The act expands the powers of the Police Officer Standards and Training (POST) Council by allowing it to (1) develop, adopt, and revise comprehensive accreditation standards for the administration and management of law enforcement units; (2) grant accreditation to those law enforcement units that comply with the standards; and (3) at the request and expense of any law enforcement unit, conduct any surveys necessary to determine compliance.

The bill allows fire fighters, police officers, and emergency medical service personnel who successfully complete training in the use of automatic prefilled cartridge injectors to carry and use injectors containing nerve agent antidote medications for self or unit preservation in case of exposure to any nerve agent. The training must be approved by the Office of Emergency Management director and provided by the Connecticut Fire Academy, Capitol Region Metropolitan Medical Response System, or federal government.

The act exempts any police chief hired by a municipality from the Police Officer Standards and Training (POST) Council’s recertification requirements, but not the prohibition on working as a police officer while his certificate is cancelled or revoked, if (1) he served as a police officer in Connecticut for at least 25 years, (2) served as a deputy chief in Connecticut, and (3) his certificate lapsed while he was serving as a police chief in a contiguous state between July 1, 1997 and April 1, 2000.

By law, a certificate lapses if the officer is not employed by a law enforcement unit in Connecticut for more than two years, unless he is on a leave of absence. A police officer whose certificate lapses needs to be recertified to work as a police officer. He must meet the council's entry-level certification requirements and complete a council-approved police basic training program (POST Reg. § 7-294e2). The regulations allow a waiver of the mandatory training in “unusual cases. ” Historically, waivers have been granted on a case-by-case basis.

Indigent Burials. By statute, when someone in a town, or sent from a town to a licensed institution or state humane institution, dies and does not leave a sufficient estate for a proper burial and funeral, the town provides a burial and is reimbursed by the state for up to $ 1,200. The act that eliminates state reimbursement for the Norwich town GA program continues to require towns to provide such funerals and the state to reimburse them.

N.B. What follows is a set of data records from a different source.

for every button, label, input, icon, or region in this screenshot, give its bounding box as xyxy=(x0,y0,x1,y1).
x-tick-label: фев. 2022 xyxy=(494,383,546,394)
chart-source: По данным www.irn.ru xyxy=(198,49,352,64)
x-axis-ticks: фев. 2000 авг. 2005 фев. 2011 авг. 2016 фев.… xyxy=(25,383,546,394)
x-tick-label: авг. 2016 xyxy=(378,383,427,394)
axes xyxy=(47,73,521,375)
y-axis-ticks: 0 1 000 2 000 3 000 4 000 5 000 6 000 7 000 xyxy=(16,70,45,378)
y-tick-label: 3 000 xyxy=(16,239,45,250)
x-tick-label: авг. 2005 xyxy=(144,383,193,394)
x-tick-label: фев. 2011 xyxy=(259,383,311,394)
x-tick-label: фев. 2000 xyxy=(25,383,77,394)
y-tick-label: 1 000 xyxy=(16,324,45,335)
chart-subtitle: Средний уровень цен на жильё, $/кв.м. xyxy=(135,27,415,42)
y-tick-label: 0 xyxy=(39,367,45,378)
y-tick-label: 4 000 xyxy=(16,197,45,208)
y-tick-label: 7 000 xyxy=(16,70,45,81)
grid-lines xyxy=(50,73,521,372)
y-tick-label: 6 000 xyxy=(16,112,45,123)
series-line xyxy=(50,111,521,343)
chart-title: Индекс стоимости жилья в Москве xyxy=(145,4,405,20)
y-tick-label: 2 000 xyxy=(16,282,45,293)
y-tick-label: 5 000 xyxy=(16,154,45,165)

It transfers this responsibility from the town’s first selectman or public official in charge of the town’s GA program to the town’s chief executive officer. The act also eliminates a minimum $ 25 fine that can be imposed on anyone who buries or causes to be buried any such individual in violation of the law.

GA Audits Eliminated. The act deletes statutory provisions requiring that DSS adopt regulations for audits of GA programs and for recoveries of reimbursements DSS makes to towns based on audit findings and sanctions for noncompliance with standards.